Umji menatap tubuh Yuju yang begitu kaku, menetap di atas ranjang rumah sakit dengan wajah pucat. Peralatan bersamanya, seolah ia tak bisa hidup lebih lama lagi. Sepertinya memang tidak ada kesempatan bagi akhir yang bahagia untuk semua orang.
"Aku takut Yuju pergi juga~ Aku bukan tidak menginginkan hadirnya~ Aku hanya merasa sakit saja ketika aku melihatnya~" adu Eunha sambil menangis pilu dalam rengkuhan Sowon.
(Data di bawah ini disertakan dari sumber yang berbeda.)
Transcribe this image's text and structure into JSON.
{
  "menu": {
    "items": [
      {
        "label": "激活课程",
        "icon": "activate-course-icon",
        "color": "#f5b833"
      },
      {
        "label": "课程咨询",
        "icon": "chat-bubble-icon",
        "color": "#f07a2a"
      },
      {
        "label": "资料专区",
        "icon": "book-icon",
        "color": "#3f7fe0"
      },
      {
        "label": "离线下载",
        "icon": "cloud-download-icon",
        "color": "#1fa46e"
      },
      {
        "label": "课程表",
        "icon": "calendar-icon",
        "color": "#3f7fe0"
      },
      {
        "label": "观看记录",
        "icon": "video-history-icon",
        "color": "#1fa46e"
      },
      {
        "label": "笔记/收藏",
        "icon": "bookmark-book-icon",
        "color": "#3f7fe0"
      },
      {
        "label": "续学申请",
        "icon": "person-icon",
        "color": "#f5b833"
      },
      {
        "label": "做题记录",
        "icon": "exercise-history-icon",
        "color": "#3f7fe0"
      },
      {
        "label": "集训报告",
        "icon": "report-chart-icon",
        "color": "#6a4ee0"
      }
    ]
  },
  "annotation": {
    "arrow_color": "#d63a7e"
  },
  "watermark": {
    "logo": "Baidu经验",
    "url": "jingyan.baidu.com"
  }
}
"Eonie juga sama, rasanya dia lebih baik lenyap untuk selama-lamanya. Tapi ... Kita sendiri yang membuat dia bertahan di sini, kita yang membuat dia harus bekerja keras sampai pada akhirnya ... Kita justru malah membuatnya semakin menderita," perjelas Sowon, ia mengecup puncak kepala Eunha sesekali.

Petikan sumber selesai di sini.